Most metallic corrosion occurs via electrochemical reactions at the interface between the metal and an electrolyte solution.   

Corrosion is a chemical process whereby materials deteriorate as part of the oxidation process. Corrosion typically occurs when a metal is under stress or is in an anaerobic, or airless, environment. Metal ions dissolve and are taken up by a depolarizer, typically Oxygen.  

Why is corrosion an electrochemical process?

Corrosion is an electrochemical process because it is the process where electrons move from one area of a metal surface to another through an environment hospitable to ions. Liquid, in some form, typically acts as an electrolyte that reacts chemically with the metal surfaces.  

Corrosion normally occurs at a rate determined by an equilibrium between opposing electrochemical reactions. The slowest chemical reaction between ions controls how fast corrosion occurs. It happens because of metals tendency to return to its naturally occurring state, as an oxide or ore.  

One reaction is the anodic reaction, in which a metal is oxidized, releasing electrons into the metal.  

What is the difference between chemical and electrochemical corrosion?

Chemical corrosion occurs in wet conditions such as the presence of electrolyte or moisture. Electrochemical corrosion takes place by an electrochemical attack of corrosive environment on the surface of metal. Electrochemical corrosion is typically faster than chemical corrosion. It is typically more common and more severe.   

What four things are necessary for electrochemical corrosion to occur?

The four things needed for electrochemical corrosion are: anode, cathode, electrolyte, and a return current path.  
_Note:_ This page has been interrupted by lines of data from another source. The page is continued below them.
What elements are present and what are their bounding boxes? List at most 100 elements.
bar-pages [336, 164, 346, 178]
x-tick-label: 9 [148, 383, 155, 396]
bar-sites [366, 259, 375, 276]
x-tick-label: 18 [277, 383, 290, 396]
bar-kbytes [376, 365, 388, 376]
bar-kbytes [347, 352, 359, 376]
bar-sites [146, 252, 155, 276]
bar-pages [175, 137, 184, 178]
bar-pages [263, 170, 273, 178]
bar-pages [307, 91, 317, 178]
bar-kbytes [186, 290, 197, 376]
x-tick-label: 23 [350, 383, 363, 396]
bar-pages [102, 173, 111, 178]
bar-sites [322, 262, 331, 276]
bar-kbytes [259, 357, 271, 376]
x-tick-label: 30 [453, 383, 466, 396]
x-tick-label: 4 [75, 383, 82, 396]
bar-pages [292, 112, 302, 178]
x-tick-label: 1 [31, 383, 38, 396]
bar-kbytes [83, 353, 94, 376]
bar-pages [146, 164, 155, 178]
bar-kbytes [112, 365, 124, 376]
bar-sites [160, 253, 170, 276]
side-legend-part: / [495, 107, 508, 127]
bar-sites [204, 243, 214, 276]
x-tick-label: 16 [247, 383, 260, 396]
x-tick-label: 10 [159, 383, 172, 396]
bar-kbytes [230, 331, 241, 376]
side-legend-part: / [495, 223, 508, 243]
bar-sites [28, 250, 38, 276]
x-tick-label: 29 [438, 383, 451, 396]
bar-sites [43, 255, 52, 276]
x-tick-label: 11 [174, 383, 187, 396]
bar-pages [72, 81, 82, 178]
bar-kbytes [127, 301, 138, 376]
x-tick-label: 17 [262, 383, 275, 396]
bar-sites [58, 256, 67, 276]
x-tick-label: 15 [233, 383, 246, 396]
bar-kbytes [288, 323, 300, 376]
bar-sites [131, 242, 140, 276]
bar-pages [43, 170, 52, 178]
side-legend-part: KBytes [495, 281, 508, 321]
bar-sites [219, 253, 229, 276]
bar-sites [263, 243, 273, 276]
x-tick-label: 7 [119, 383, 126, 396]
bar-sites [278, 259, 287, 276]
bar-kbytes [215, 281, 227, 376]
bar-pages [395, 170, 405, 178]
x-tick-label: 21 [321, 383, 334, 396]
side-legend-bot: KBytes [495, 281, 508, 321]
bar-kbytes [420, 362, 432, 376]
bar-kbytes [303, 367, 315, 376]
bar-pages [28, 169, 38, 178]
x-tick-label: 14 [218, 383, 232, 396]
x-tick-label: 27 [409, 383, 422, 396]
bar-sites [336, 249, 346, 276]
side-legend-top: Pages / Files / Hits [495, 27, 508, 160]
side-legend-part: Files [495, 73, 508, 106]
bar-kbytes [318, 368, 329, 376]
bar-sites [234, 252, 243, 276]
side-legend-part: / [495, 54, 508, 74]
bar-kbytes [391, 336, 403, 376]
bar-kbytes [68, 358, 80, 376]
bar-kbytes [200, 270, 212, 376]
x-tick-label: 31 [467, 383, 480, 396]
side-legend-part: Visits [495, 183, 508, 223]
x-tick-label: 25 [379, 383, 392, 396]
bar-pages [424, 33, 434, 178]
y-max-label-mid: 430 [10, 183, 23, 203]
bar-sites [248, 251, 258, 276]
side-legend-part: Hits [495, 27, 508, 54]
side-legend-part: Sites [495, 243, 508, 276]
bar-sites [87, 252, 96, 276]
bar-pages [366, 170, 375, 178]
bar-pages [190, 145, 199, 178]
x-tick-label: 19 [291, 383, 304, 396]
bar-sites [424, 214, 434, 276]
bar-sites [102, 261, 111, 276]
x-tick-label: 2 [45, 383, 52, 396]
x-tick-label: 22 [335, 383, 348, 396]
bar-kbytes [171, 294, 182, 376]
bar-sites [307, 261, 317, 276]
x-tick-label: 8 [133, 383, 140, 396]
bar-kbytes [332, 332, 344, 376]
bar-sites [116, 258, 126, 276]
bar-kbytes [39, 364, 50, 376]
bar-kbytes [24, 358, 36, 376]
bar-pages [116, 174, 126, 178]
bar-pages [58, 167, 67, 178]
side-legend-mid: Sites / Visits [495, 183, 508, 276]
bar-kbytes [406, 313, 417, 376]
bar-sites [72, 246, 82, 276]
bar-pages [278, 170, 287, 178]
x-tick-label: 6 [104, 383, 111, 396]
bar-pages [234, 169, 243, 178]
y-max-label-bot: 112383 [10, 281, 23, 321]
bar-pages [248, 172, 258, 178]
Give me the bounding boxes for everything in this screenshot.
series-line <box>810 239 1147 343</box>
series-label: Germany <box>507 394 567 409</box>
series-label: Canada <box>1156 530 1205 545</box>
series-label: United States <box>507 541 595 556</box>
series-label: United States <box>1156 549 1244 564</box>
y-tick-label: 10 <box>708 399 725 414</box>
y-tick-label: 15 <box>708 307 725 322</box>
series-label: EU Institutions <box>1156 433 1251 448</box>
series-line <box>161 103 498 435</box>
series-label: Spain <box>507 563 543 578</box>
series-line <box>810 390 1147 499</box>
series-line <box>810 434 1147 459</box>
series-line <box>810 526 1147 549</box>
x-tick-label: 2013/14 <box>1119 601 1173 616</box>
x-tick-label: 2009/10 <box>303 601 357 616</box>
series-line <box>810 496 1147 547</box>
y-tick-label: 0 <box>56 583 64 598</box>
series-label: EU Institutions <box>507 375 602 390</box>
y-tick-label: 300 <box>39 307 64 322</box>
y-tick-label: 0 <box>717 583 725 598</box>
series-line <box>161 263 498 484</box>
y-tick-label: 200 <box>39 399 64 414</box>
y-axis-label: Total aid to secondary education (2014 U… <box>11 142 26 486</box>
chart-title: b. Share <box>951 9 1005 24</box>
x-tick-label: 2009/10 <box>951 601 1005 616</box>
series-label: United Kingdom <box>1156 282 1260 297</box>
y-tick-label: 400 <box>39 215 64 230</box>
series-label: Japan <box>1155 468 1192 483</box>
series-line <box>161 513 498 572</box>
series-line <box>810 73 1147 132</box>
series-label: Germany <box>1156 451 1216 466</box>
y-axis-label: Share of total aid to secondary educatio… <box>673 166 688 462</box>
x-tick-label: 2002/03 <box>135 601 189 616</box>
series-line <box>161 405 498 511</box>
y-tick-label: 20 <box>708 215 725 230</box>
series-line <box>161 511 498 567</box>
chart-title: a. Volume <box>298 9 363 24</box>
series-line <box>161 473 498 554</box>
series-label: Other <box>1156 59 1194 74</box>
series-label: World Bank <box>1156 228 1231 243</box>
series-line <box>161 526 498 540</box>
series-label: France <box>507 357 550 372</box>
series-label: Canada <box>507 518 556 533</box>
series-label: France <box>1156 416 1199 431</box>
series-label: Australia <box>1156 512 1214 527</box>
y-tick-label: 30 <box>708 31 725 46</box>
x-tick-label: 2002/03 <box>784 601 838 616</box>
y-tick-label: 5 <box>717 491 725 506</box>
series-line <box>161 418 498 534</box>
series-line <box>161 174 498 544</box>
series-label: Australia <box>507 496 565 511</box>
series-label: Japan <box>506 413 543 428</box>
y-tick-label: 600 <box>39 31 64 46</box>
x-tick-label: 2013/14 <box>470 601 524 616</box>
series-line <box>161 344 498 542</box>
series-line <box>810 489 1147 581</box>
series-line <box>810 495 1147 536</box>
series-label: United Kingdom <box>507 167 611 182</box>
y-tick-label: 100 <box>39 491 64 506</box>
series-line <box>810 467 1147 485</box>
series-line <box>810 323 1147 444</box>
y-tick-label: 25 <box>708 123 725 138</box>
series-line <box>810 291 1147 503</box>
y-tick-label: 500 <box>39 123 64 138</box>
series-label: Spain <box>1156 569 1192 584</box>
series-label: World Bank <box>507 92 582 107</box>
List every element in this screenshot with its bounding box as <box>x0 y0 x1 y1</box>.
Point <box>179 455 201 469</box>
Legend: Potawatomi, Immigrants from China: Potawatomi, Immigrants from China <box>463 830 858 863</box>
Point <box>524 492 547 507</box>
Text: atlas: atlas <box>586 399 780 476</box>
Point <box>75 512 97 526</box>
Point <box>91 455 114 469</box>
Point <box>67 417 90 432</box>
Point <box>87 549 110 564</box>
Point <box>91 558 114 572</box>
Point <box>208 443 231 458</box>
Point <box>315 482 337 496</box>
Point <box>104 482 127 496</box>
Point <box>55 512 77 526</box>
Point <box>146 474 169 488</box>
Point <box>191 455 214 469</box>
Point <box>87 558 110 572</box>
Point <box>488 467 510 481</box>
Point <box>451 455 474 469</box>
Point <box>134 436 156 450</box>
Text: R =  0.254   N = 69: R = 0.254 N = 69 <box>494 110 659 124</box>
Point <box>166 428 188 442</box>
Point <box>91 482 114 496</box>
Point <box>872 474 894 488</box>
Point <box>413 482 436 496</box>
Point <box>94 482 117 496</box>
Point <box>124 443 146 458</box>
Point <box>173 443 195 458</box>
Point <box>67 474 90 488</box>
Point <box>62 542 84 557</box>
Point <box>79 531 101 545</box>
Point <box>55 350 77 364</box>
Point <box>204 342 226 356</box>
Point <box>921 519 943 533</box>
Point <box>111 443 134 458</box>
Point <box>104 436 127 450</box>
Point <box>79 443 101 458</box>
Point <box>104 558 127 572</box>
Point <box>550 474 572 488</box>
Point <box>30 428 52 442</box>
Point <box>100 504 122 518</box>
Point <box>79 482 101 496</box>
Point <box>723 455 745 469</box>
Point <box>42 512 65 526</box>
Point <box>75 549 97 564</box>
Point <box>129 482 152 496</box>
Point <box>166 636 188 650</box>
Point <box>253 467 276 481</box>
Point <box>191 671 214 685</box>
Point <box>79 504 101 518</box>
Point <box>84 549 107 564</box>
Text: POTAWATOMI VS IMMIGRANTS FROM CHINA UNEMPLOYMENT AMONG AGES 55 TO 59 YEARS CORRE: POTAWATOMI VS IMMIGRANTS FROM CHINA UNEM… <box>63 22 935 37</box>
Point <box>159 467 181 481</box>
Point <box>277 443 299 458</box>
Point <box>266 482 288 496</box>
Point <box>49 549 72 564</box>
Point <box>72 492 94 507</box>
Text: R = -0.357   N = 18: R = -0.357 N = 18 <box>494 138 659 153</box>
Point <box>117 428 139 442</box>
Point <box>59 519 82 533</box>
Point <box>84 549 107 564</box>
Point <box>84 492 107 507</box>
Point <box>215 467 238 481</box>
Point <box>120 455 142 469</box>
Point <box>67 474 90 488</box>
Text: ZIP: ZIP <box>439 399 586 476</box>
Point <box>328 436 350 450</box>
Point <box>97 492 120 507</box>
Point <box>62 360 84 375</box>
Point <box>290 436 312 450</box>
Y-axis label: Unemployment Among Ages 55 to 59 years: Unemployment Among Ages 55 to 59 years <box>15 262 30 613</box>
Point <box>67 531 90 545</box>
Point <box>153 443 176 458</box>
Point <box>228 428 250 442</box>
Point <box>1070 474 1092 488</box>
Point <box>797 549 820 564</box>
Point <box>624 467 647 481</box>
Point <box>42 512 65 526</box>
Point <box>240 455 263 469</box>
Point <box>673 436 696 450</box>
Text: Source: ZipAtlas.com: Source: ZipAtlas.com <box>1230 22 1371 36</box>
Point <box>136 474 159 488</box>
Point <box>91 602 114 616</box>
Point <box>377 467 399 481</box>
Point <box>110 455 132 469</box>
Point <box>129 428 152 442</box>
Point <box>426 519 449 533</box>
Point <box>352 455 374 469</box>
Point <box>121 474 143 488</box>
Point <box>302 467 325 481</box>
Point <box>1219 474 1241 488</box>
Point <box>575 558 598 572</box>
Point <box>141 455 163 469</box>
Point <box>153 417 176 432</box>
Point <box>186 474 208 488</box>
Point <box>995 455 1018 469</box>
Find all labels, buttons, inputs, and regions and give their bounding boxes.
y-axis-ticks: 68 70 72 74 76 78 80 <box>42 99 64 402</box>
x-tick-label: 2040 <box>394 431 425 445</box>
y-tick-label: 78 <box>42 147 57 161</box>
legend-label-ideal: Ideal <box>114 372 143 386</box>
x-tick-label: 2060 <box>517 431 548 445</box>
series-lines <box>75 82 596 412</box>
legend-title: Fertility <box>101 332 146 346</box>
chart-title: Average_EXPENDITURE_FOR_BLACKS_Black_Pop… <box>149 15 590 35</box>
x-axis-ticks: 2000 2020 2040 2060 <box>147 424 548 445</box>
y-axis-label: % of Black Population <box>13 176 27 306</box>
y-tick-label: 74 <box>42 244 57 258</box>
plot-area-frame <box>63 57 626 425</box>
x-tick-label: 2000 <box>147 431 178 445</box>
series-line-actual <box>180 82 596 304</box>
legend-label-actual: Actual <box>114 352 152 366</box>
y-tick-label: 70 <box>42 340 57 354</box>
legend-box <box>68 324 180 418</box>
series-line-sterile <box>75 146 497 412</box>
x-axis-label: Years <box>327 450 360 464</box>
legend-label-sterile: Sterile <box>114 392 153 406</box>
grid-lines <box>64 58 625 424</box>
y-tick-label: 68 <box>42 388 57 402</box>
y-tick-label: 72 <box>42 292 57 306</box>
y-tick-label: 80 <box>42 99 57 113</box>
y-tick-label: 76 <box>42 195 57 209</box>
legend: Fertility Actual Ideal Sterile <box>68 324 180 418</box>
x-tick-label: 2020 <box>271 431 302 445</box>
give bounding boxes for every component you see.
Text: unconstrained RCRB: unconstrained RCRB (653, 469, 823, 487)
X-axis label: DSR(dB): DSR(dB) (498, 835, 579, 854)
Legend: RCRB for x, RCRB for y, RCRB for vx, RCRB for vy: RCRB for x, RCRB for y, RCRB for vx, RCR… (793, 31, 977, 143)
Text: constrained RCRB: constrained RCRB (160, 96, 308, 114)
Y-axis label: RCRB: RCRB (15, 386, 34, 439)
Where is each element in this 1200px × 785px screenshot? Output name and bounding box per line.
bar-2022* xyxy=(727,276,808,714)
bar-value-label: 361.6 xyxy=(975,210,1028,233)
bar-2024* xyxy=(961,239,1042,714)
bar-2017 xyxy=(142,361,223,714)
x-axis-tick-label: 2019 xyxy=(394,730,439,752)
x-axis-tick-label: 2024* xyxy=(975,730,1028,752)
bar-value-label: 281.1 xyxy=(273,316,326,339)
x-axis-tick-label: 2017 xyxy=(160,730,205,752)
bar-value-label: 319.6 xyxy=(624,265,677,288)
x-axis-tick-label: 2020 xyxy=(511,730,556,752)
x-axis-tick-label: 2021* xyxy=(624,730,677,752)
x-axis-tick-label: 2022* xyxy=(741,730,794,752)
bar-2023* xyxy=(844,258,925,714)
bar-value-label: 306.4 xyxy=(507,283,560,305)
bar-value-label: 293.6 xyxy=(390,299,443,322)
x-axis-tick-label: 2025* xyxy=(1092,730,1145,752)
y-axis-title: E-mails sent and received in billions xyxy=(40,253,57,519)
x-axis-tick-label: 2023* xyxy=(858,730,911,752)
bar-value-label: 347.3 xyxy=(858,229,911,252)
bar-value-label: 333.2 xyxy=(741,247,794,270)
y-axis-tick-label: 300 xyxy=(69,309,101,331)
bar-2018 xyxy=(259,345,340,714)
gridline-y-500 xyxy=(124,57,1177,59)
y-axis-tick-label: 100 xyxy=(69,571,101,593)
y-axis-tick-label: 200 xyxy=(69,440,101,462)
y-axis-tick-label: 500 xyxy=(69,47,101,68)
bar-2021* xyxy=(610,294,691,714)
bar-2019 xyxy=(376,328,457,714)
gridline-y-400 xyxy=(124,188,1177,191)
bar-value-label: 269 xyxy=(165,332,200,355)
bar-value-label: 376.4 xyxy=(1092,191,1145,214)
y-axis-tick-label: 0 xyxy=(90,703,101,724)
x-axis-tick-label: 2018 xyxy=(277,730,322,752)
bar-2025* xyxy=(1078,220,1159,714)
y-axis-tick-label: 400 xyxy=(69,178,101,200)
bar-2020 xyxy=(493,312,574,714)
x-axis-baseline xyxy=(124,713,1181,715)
Anodic and Cathodic reactions

Anode - The electrode where galvanic reactions generate electrons.  Negative ions are discharged - positive ions are formed. Corrosion occurs at the anode.  

Cathode - The electrode that receives electrons - positive ions are discharged, negative ions are formed. The cathode is protected from corrosion.  

Most metallic corrosion occurs via electrochemical reactions at the interface between the metal and an electrolyte solution.

Electrolyte - The conductor through which current is carried. Electrolytes include aqueous solutions or other liquids.  

The potential of the metal is the means by which the anodic and cathodic reactions are kept in balance.

Return Current Path - The metallic pathway connecting the anode to the cathode. It is often the underlying metal substrate.